Чернильница хозяина: советский писатель внутри Большого террора. - страница 7
Двадцать седьмого апреля Михаил Булгаков шел по Газетному переулку. Там его догнал Юрий Олеша и начал уговаривать прийти в Союз писателей, где было запланировано собрание московских драматургов. Олеша убеждал Булгакова выступить и рассказать, что Киршон был одним из организаторов его многолетней травли. Это было чистой правдой, но Булгаков отказался.
За ту неделю Киршон написал три письма Сталину: «…сегодня, в 7 часов вечера, собирают… общее собрание драматургов для моего отчета. В нормальной обстановке это была бы жестокая самокритика. Сейчас это будет чудовищное избиение, сведение всех счетов, вымещение на мне всех действительных и несуществующих обид.

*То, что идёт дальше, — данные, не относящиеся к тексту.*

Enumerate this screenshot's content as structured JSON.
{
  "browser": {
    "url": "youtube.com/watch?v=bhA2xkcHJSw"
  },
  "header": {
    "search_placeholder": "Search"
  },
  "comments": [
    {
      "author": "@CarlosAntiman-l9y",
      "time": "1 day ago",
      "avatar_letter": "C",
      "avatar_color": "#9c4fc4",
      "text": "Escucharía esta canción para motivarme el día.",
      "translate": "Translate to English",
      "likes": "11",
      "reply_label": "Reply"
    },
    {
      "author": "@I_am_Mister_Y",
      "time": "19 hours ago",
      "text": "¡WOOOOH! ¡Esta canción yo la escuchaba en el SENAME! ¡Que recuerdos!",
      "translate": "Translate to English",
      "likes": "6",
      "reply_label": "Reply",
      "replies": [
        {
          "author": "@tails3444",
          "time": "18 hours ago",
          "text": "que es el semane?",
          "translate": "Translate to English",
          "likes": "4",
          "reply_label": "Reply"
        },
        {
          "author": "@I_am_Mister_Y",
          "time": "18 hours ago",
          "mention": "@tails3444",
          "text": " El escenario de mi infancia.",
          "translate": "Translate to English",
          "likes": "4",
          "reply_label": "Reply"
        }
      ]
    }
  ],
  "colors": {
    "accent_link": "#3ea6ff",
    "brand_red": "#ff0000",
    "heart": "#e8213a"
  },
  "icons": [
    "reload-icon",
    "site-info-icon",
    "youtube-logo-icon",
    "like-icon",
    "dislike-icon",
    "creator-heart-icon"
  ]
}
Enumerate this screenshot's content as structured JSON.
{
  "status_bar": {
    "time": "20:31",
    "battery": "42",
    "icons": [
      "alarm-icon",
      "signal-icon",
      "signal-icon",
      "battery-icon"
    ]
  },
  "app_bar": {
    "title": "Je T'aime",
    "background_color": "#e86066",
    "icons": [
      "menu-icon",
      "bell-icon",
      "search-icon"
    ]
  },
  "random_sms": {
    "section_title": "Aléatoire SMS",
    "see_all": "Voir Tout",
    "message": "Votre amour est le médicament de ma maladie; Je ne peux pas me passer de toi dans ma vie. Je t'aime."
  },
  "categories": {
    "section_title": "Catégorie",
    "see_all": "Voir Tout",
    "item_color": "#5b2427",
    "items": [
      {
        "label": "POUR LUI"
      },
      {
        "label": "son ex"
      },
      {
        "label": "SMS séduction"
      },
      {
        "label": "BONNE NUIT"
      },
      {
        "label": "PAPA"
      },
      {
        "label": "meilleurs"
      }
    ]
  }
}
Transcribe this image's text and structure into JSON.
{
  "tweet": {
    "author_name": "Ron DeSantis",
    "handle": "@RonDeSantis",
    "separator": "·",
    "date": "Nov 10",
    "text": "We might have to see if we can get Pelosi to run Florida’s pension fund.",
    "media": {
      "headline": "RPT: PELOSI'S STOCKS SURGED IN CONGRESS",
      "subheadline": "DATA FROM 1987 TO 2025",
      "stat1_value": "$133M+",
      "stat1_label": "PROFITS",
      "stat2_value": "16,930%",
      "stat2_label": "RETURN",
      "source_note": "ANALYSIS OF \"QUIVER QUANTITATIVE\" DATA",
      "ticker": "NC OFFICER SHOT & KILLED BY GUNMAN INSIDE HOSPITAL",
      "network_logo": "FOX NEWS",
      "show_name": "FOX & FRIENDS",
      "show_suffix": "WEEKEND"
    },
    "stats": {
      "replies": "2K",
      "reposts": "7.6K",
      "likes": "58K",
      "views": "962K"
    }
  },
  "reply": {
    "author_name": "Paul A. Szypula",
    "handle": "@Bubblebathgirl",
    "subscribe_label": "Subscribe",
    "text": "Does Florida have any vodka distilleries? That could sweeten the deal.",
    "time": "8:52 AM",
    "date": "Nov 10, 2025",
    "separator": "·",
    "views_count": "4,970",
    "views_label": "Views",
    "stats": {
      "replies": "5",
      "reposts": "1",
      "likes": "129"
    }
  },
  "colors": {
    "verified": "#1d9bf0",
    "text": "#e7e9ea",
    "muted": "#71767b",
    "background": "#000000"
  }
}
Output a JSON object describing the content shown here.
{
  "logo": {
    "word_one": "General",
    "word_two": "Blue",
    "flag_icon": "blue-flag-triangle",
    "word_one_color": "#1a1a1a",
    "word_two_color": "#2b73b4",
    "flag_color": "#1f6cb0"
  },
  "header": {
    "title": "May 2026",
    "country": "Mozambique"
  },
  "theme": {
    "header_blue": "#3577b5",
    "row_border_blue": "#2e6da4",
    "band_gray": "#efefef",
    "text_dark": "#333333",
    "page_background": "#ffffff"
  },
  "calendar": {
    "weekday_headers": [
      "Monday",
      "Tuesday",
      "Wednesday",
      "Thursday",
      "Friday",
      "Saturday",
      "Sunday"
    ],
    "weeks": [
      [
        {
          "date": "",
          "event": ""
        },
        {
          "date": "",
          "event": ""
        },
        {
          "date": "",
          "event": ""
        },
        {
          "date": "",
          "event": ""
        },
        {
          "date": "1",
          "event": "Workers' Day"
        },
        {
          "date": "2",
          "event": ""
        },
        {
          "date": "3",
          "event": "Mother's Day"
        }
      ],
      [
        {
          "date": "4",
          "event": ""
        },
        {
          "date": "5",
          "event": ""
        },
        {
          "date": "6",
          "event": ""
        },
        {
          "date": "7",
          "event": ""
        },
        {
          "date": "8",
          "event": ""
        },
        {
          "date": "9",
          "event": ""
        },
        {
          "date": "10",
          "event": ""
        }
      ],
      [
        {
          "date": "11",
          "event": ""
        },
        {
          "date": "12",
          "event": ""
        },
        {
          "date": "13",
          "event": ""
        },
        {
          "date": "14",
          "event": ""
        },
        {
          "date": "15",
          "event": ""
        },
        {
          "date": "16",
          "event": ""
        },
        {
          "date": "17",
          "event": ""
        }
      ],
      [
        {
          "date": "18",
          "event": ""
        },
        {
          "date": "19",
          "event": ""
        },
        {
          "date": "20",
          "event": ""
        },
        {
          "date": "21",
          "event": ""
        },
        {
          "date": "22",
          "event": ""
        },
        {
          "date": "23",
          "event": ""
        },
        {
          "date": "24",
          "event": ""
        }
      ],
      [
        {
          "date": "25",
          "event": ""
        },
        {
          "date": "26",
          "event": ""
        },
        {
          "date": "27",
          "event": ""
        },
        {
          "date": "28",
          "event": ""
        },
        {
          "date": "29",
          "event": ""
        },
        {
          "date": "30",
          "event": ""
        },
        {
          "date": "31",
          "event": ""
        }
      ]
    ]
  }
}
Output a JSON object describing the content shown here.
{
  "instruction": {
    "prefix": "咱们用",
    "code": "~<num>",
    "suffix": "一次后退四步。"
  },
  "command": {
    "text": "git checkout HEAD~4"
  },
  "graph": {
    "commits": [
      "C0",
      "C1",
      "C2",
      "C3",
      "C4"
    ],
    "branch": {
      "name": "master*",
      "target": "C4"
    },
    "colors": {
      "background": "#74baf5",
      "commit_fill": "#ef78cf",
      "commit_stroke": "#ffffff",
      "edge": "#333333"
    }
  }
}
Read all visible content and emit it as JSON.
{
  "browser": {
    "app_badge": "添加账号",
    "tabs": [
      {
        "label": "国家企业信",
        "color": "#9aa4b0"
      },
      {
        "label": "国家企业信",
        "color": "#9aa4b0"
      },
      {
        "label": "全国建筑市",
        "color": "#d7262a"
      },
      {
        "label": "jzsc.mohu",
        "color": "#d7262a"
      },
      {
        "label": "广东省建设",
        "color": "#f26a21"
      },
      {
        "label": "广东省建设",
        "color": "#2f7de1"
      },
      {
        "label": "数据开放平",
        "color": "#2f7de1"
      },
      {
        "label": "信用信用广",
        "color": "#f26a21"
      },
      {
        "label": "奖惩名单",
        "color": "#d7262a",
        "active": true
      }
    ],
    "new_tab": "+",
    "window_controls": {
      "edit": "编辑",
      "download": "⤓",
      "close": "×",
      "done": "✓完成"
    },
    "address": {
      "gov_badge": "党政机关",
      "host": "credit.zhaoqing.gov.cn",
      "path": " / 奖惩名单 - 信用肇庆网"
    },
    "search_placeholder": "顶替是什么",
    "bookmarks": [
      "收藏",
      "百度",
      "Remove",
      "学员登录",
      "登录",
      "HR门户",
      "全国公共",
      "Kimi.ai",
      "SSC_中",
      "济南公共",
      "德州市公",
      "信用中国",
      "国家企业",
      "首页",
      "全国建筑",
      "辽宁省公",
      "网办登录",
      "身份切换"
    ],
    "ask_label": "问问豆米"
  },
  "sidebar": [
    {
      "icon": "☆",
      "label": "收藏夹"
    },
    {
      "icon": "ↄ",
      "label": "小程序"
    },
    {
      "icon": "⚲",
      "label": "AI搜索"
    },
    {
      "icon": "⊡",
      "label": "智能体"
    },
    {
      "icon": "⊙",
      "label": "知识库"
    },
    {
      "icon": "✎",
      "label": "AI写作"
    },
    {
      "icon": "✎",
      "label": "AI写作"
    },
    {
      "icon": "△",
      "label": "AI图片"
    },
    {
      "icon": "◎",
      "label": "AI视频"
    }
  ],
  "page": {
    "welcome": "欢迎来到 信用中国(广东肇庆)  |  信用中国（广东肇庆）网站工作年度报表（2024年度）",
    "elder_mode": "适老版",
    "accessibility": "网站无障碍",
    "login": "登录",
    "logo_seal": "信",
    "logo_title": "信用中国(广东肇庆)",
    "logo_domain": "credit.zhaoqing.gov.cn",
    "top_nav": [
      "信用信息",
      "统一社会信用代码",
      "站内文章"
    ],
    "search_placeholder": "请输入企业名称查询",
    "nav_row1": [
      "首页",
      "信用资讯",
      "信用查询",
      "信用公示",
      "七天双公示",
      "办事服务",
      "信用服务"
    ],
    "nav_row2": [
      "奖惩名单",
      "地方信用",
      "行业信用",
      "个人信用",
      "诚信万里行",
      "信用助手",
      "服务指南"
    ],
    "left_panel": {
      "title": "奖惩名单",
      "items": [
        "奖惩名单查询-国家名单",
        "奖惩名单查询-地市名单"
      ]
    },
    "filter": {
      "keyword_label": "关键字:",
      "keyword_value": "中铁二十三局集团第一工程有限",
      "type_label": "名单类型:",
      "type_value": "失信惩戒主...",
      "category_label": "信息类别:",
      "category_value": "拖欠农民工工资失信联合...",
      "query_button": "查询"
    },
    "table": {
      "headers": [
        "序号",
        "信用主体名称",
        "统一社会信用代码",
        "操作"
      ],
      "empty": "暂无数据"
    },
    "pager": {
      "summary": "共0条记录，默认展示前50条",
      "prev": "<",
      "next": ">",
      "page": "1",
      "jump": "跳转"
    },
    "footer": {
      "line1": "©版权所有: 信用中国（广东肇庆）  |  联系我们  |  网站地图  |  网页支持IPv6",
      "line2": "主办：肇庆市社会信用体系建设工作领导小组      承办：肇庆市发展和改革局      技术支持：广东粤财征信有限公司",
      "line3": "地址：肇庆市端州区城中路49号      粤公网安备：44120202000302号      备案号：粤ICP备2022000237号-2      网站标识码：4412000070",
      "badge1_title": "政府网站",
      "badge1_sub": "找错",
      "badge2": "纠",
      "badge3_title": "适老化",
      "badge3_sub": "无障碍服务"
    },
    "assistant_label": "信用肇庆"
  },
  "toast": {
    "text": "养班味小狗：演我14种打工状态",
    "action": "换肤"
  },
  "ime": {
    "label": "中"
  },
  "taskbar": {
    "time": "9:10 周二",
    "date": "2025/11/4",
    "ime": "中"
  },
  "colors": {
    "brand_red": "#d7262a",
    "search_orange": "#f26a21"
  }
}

Никто не посмеет сказать ни слова в мою защиту, его обвинят в примиренчестве к врагу. Меня будут бить все до одного, а потом это тоже выдадут как яркий факт общего ко мне отношения. От всего этого можно сойти с ума. Человеку одному трудно все это выдержать». Сталин ничего не ответил.
Отправляясь на собрание, и Киршон, и Афиногенов должны были понимать, что они оказались в чрезвычайной не только жизненной, но и языковой ситуации. На протяжении всей своей литературной карьеры они занимались освоением и созданием советского языка. Свою задачу они видели в том, чтобы переложить язык авторитетных инстанций (государственных декретов, газетных передовиц, речей вождей и т. д.) на язык драматургии — представить спущенные сверху идеологические установки как уже усвоенные и отложившиеся в речах и поступках своих персонажей. Читая в советской прессе стенограммы показательных процессов, они, как профессиональные драматурги, должны были понимать исчерпанность своей задачи. Газеты сами перешли на язык драматургии: заранее срежиссированные допросы обвиняемых старых большевиков были выстроены в стилистике советских пьес 1920–30-х годов, в которых двигателем сюжета становилось постепенное разоблачение замаскировавшихся врагов:
«Вышинский [прокурор СССР]: На Горловском заводе была авария в отделении нейтрализации цеха аммиачной селитры?
Ратайчак [бывший начальник Главного управления основной химической промышленности СССР]: Была.
Вышинский: Какая именно?
Ратайчак: Взрыв. Цех и завод в целом на несколько дней вышли из строя. Погибли трое рабочих.
Вышинский: Вам известны их имена?
Ратайчак: Забыл.
Вышинский: Я вам напомню. Куркин Леонид Федорович, 20 лет, комсомолец, ударник, стахановец; Мостец Николай Иванович, слесарь; Стрельникова Ирина Егоровна, 22 лет, фильтровальщица. Кто их убил?
Ратайчак: Мы».
Прокурор на процессе требовал от подсудимых полного и беспрекословного признания их уже установленной вины. У подсудимых не было никакой языковой стратегии, которая позволила бы им предложить собственную интерпретацию событий или хотя бы заронить сомнения в собственной виновности. Все их признания, раскаяния, мольбы о снисхождении заранее объявлялись увертками и попытками уйти от ответственности. Политический террор государства был еще и языковым террором: люди, попавшие под подозрение, не могли найти слов, которыми они могли бы оправдаться или попросить о прощении.
Собрание драматургов открылось «информационным сообщением» Всеволода Вишневского[8]. С самого начала 1930-х годов Вишневский спорил с Афиногеновым и Киршоном о художественном методе, конкурировал с ними за зрителя и часто проигрывал. Теперь ему выпал шанс поквитаться. Как и было принято в таких случаях, Вишневский принялся исследовать политическую биографию Авербаха с самого начала 1920-х годов и разоблачать его связь с Троцким в те времена, когда эта связь никак не противоречила генеральной линии партии. Все последующие действия Авербаха тоже назывались троцкистскими. Основной виной Киршона становилось то, что он дружил с Авербахом и никогда не выступал против него. Отдельным обвинением была дружба с Ягодой.
После Вишневского слово взял Киршон. Он признавал свои тяжелые ошибки, но отказывался сознаться в преступлении против партии: «Я пятнадцати лет вступил в комсомол и с пятнадцати лет пошел на фронт, дрался на фронте. С пятнадцати лет, собственно говоря, я начал воспитываться партией. Помышлять против партии я не могу. <…> Я оказался слепцом, я оказался политически близоруким человеком, я не разгадал врага, я был фактически пособником вредительской, троцкистской деятельности, я был человеком, который мог более других предотвратить эту деятельность. <…> Но я заявляю, что я неповинен ни в одном помысле против моей партии». Выступление Киршона прерывали смехом и выкриками с мест.